Duras lecciones de historia
Esta constante de los pueblos que se levantan y reclaman sus derechos, es parte de una sumatoria de experiencias que cada día nos enriquecen y nos permiten comprender la dimensión de los problemas sociales, cuando realmente se busca la convivencia y la paz, entre todos sus habitantes.
Nosotros hablamos de paz, y no la hemos conocido. Hablamos de reconciliación y no tenemos respeto por el otro. Hablamos de lo que conocemos y de lo que no conocemos, como si fuéramos doctos en la materia. Somos realmente pertenecientes a esas generaciones que hemos luchado por conseguir lo poco que tenemos y no sabemos ni reconocemos el valor y el sacrificio que hemos tenido que hacer para alcanzar lo que hemos alcanzado.
Pero hay más, queremos más, y siempre seremos y estaremos completamente insatisfechos. Por eso la riqueza no tiene proporciones en la consolidación de un imperio. Por eso la fama y la gloria, no se superan fácilmente y no se acepta en determinado momento, los ciclos históricos a los cuales hemos llegado y en los cuales, tenemos que aceptar que hemos cumplido y que de allí para adelante, no vamos a superar ese momento.

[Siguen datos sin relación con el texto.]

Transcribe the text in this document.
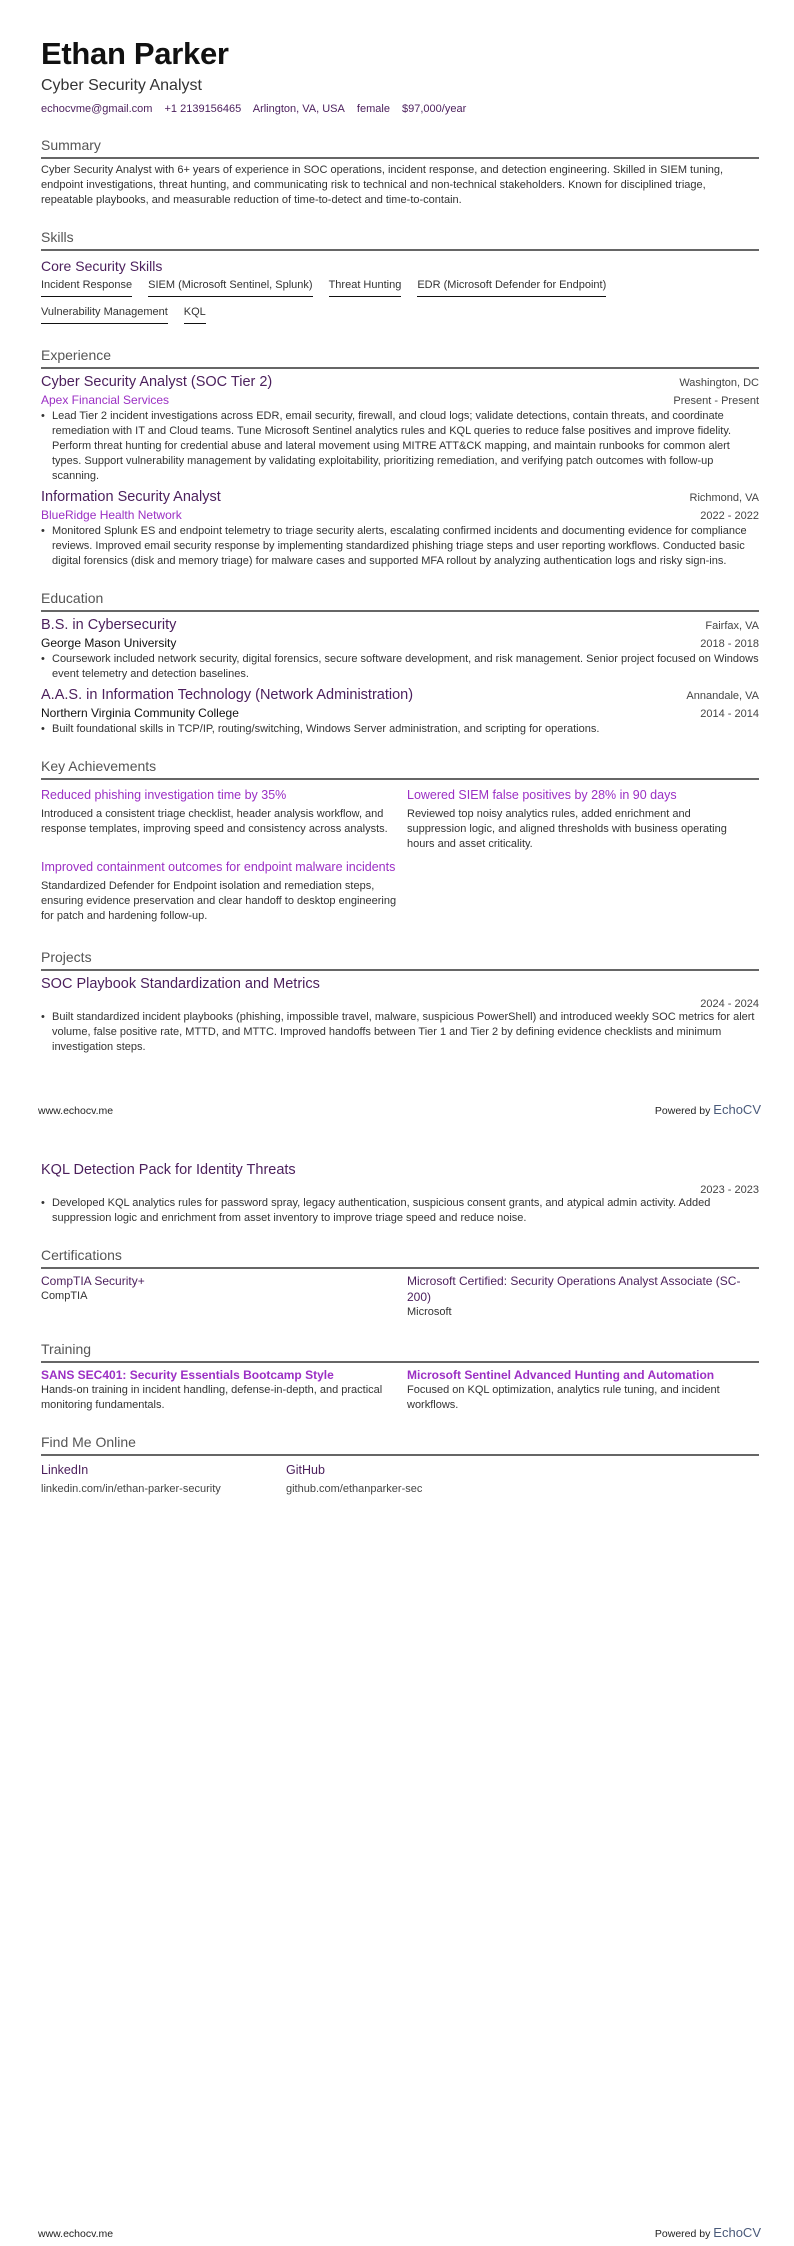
Ethan Parker
Cyber Security Analyst
echocvme@gmail.com +1 2139156465 Arlington, VA, USA female $97,000/year
Summary
Cyber Security Analyst with 6+ years of experience in SOC operations, incident response, and detection engineering. Skilled in SIEM tuning, endpoint investigations, threat hunting, and communicating risk to technical and non-technical stakeholders. Known for disciplined triage, repeatable playbooks, and measurable reduction of time-to-detect and time-to-contain.
Skills
Core Security Skills
Incident Response SIEM (Microsoft Sentinel, Splunk) Threat Hunting EDR (Microsoft Defender for Endpoint)
Vulnerability Management KQL
Experience
Cyber Security Analyst (SOC Tier 2)	Washington, DC
Apex Financial Services	Present - Present
• Lead Tier 2 incident investigations across EDR, email security, firewall, and cloud logs; validate detections, contain threats, and coordinate remediation with IT and Cloud teams. Tune Microsoft Sentinel analytics rules and KQL queries to reduce false positives and improve fidelity. Perform threat hunting for credential abuse and lateral movement using MITRE ATT&CK mapping, and maintain runbooks for common alert types. Support vulnerability management by validating exploitability, prioritizing remediation, and verifying patch outcomes with follow-up scanning.
Information Security Analyst	Richmond, VA
BlueRidge Health Network	2022 - 2022
• Monitored Splunk ES and endpoint telemetry to triage security alerts, escalating confirmed incidents and documenting evidence for compliance reviews. Improved email security response by implementing standardized phishing triage steps and user reporting workflows. Conducted basic digital forensics (disk and memory triage) for malware cases and supported MFA rollout by analyzing authentication logs and risky sign-ins.
Education
B.S. in Cybersecurity	Fairfax, VA
George Mason University	2018 - 2018
• Coursework included network security, digital forensics, secure software development, and risk management. Senior project focused on Windows event telemetry and detection baselines.
A.A.S. in Information Technology (Network Administration)	Annandale, VA
Northern Virginia Community College	2014 - 2014
• Built foundational skills in TCP/IP, routing/switching, Windows Server administration, and scripting for operations.
Key Achievements
Reduced phishing investigation time by 35%
Introduced a consistent triage checklist, header analysis workflow, and response templates, improving speed and consistency across analysts.
Lowered SIEM false positives by 28% in 90 days
Reviewed top noisy analytics rules, added enrichment and suppression logic, and aligned thresholds with business operating hours and asset criticality.
Improved containment outcomes for endpoint malware incidents
Standardized Defender for Endpoint isolation and remediation steps, ensuring evidence preservation and clear handoff to desktop engineering for patch and hardening follow-up.
Projects
SOC Playbook Standardization and Metrics
2024 - 2024
• Built standardized incident playbooks (phishing, impossible travel, malware, suspicious PowerShell) and introduced weekly SOC metrics for alert volume, false positive rate, MTTD, and MTTC. Improved handoffs between Tier 1 and Tier 2 by defining evidence checklists and minimum investigation steps.
www.echocv.me	Powered by EchoCV
KQL Detection Pack for Identity Threats
2023 - 2023
• Developed KQL analytics rules for password spray, legacy authentication, suspicious consent grants, and atypical admin activity. Added suppression logic and enrichment from asset inventory to improve triage speed and reduce noise.
Certifications
CompTIA Security+
CompTIA
Microsoft Certified: Security Operations Analyst Associate (SC-200)
Microsoft
Training
SANS SEC401: Security Essentials Bootcamp Style
Hands-on training in incident handling, defense-in-depth, and practical monitoring fundamentals.
Microsoft Sentinel Advanced Hunting and Automation
Focused on KQL optimization, analytics rule tuning, and incident workflows.
Find Me Online
LinkedIn
linkedin.com/in/ethan-parker-security
GitHub
github.com/ethanparker-sec
www.echocv.me	Powered by EchoCV
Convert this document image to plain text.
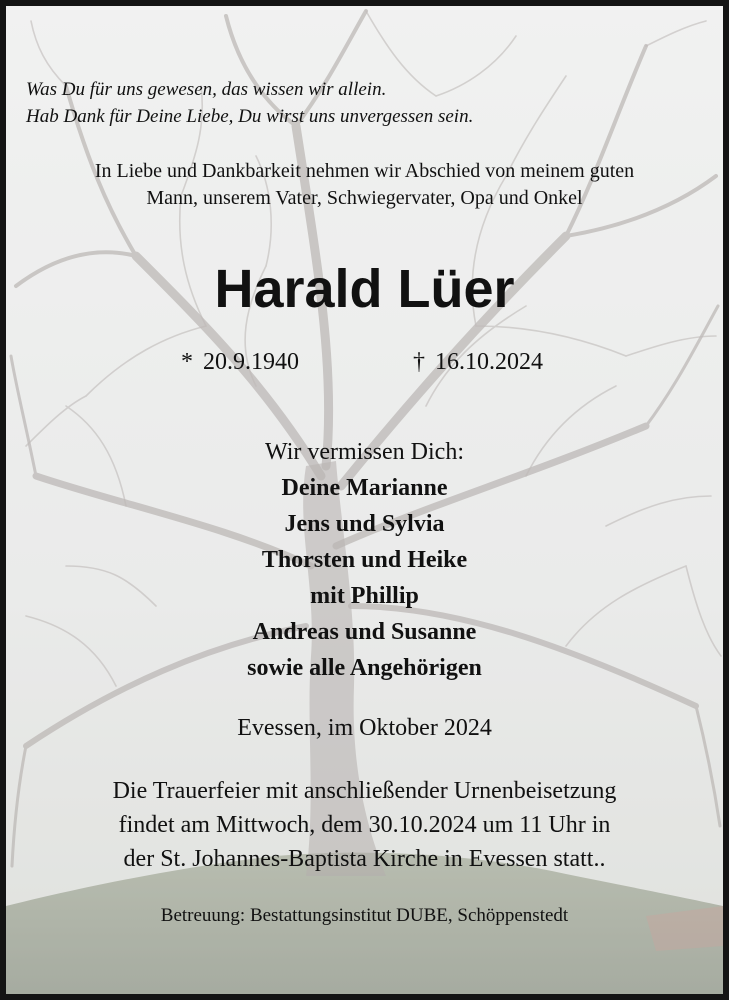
Was Du für uns gewesen, das wissen wir allein.
Hab Dank für Deine Liebe, Du wirst uns unvergessen sein.
In Liebe und Dankbarkeit nehmen wir Abschied von meinem guten
Mann, unserem Vater, Schwiegervater, Opa und Onkel
Harald Lüer
* 20.9.1940	† 16.10.2024
Wir vermissen Dich:
Deine Marianne
Jens und Sylvia
Thorsten und Heike
mit Phillip
Andreas und Susanne
sowie alle Angehörigen
Evessen, im Oktober 2024
Die Trauerfeier mit anschließender Urnenbeisetzung
findet am Mittwoch, dem 30.10.2024 um 11 Uhr in
der St. Johannes-Baptista Kirche in Evessen statt..
Betreuung: Bestattungsinstitut DUBE, Schöppenstedt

Y en medio de todo, somos unos aprendices diarios de las lecciones que las comunidades vienen poco a poco, entregándonos en pequeñas dosis de amargura, como diría el poeta. Somos pregoneros de infortunios y nada hacemos por superar o liderar ese movimiento hacia la satisfacción de la gloria en las metas que nos hemos propuesto.
Un movimiento social que reclama, que exige y que demanda, pero que desafortunadamente encuentra entre su conglomerado algunos sectores que destruyen, que acaban, que arrasan y que no miden las consecuencias del daño que se está generando, en la búsqueda de un punto de equilibrio de la sociedad para la satisfacción de sus necesidades primarias.
Que la salud ha sido permeada por la corrupción y que no se cuenta con las más mínima garantías para gozar de ella, la que se ha estratificado y se ofrece según los criterios personales y la forma como se patrocinan las inequidades en nuestro rol social. Que la educación realmente no cumple con la finalidad de ser la base para el inició de la formación del ciudadano en pleno siglo veintiuno cuando debemos prepararnos para el gran salto a la informática, a la cibernética y a los procesos evolutivos del conocimiento en la tecnología y el desarrollo de las redes.
Que el poder es para aprovechar el cuarto de hora y sacar los más jugosos dividendos por parte de quienes regentan el bastón de mando en cada ciclo, donde la sociedad, los ciudadanos y los pueblos en su conjunto, son utilizados para pregonar una democracia que no tiene fundamentos en los principios de convivencia ciudadana, de respeto al otro y mucho menos de igualdad de oportunidades en los campos sociales, económicos y educativos entre otros.
Un paro que se prolonga y que lleva necesariamente a pensar que hay dos extremos que hoy en día se enfrentan y que el Gobierno, en cierta forma, permite que se enfrenten: quienes patrocinan el paro, quienes cumplen con la labor de tal parálisis social y comercial por una parte, que son las grandes mayorías, enfrentados a otras minorías compuesta por ciudadanos dedicados al comercio, al trabajo informal, al rebusque y que hoy en día, claman y demandan la suspensión de las movilizaciones, la suspensión del reclamo para retomar el camino de su actividad por precaria y difícil que la estén pasando.
Y a quiénes hemos de apoyar. Con cuál de los bandos nos hemos de aliar. Las comunidades reclaman derechos justos, derechos constitucionales que permanentemente son mancillados y que hoy nos exigen pronta solución. O los comerciantes que terminan siendo las víctimas más visibles en el escenario de las poblaciones o ciudades donde se han presentado manifestaciones, marchas y enfrentamientos entre unos y otros, los guardianes de la heredad, representados en los cuerpos armados del gobierno. Y el Gobierno por su parte guarda silencio y no negocia y las cosas no avizoran nada bueno para el hombre del siglo veintiuno.